The former president of the Colombian Supreme Court of Justice (CSJ) Jose Luis Barceló, who launched the politically motivated case against former President Álvaro Uribe that led to his arbitrary arrest without charge in August, has been called to testify before a Congressional body investigating his conduct in the case. The announcement by the Congressional Accusatory Commission revealed the probe into Barceló illegally wiretapping Uribe’s phone in 2018 after opening the case at the urging of Senator Iván Cepeda, the principal ally of the FARC in Colombia.
Barceló issued a falsified warrant to tap Uribe’s phone which the judge later claimed was a “mistake”, despite violating international standards of due process. More than 20,000 intercepts were recorded, none of which pointed to any criminal acts by Uribe. In violation of Article 29 of the Colombian Constitution, Barceló transferred the recordings to Uribe’s case file. The Commission announced yesterday that both investigators who intercepted Uribe’s cell phone gave sworn statements to Congress earlier this year.
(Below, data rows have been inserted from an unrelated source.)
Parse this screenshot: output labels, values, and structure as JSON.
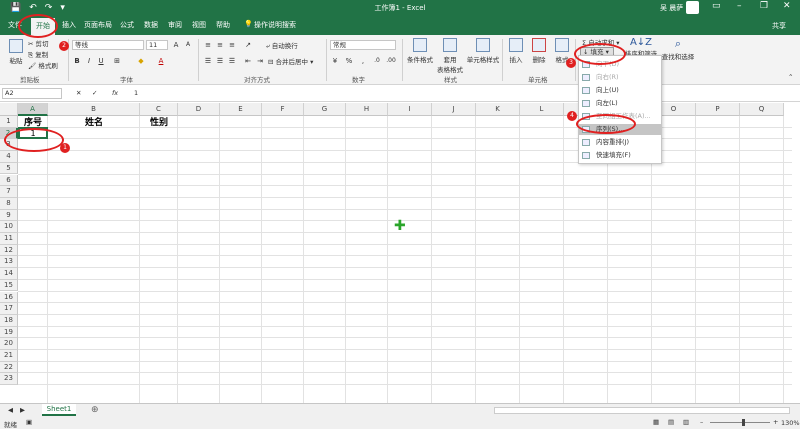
{
  "window": {
    "title": "工作簿1 - Excel",
    "user": "吴 晨萨",
    "share": "共享"
  },
  "tabs": [
    {
      "label": "文件"
    },
    {
      "label": "开始"
    },
    {
      "label": "插入"
    },
    {
      "label": "页面布局"
    },
    {
      "label": "公式"
    },
    {
      "label": "数据"
    },
    {
      "label": "审阅"
    },
    {
      "label": "视图"
    },
    {
      "label": "帮助"
    },
    {
      "label": "操作说明搜索"
    }
  ],
  "ribbon": {
    "clipboard": {
      "paste": "粘贴",
      "cut": "剪切",
      "copy": "复制",
      "format_painter": "格式刷",
      "label": "剪贴板"
    },
    "font": {
      "name": "等线",
      "size": "11",
      "label": "字体"
    },
    "alignment": {
      "wrap": "自动换行",
      "merge": "合并后居中",
      "label": "对齐方式"
    },
    "number": {
      "format": "常规",
      "label": "数字"
    },
    "styles": {
      "conditional": "条件格式",
      "table_line1": "套用",
      "table_line2": "表格格式",
      "cell_styles": "单元格样式",
      "label": "样式"
    },
    "cells": {
      "insert": "插入",
      "delete": "删除",
      "format": "格式",
      "label": "单元格"
    },
    "editing": {
      "autosum": "自动求和",
      "fill": "填充",
      "sort": "排序和筛选",
      "find": "查找和选择"
    }
  },
  "fill_menu": [
    {
      "label": "向下(D)",
      "disabled": true
    },
    {
      "label": "向右(R)",
      "disabled": true
    },
    {
      "label": "向上(U)",
      "disabled": false
    },
    {
      "label": "向左(L)",
      "disabled": false
    },
    {
      "label": "至同组工作表(A)...",
      "disabled": true
    },
    {
      "label": "序列(S)...",
      "disabled": false,
      "hover": true
    },
    {
      "label": "内容重排(J)",
      "disabled": false
    },
    {
      "label": "快速填充(F)",
      "disabled": false
    }
  ],
  "formula_bar": {
    "cell_ref": "A2",
    "fx": "fx",
    "value": "1"
  },
  "columns": [
    "A",
    "B",
    "C",
    "D",
    "E",
    "F",
    "G",
    "H",
    "I",
    "J",
    "K",
    "L",
    "M",
    "N",
    "O",
    "P",
    "Q"
  ],
  "rows": [
    "1",
    "2",
    "3",
    "4",
    "5",
    "6",
    "7",
    "8",
    "9",
    "10",
    "11",
    "12",
    "13",
    "14",
    "15",
    "16",
    "17",
    "18",
    "19",
    "20",
    "21",
    "22",
    "23"
  ],
  "cells": {
    "A1": "序号",
    "B1": "姓名",
    "C1": "性别",
    "A2": "1"
  },
  "sheets": [
    {
      "name": "Sheet1"
    }
  ],
  "status": {
    "ready": "就绪",
    "zoom": "130%"
  },
  "annotations": [
    "1",
    "2",
    "3",
    "4"
  ],
  "colors": {
    "excel_green": "#217346",
    "annotation_red": "#e02020"
  }
}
International legal and human rights organizations have begun monitoring the Uribe case for its multiple violations of the former president’s human rights, as well as evidence of judicial irregularities and arbitrary arrest without charge, including the Organization of American States (OAS) and the Human Rights Institute for Peace and Freedom (HRI), which is part of the World Jurist Association. The Inter-Parliamentary Union formally requested the cooperation of the Supreme Court, which Barceló led, to monitor the Uribe case, but the request was summarily refused.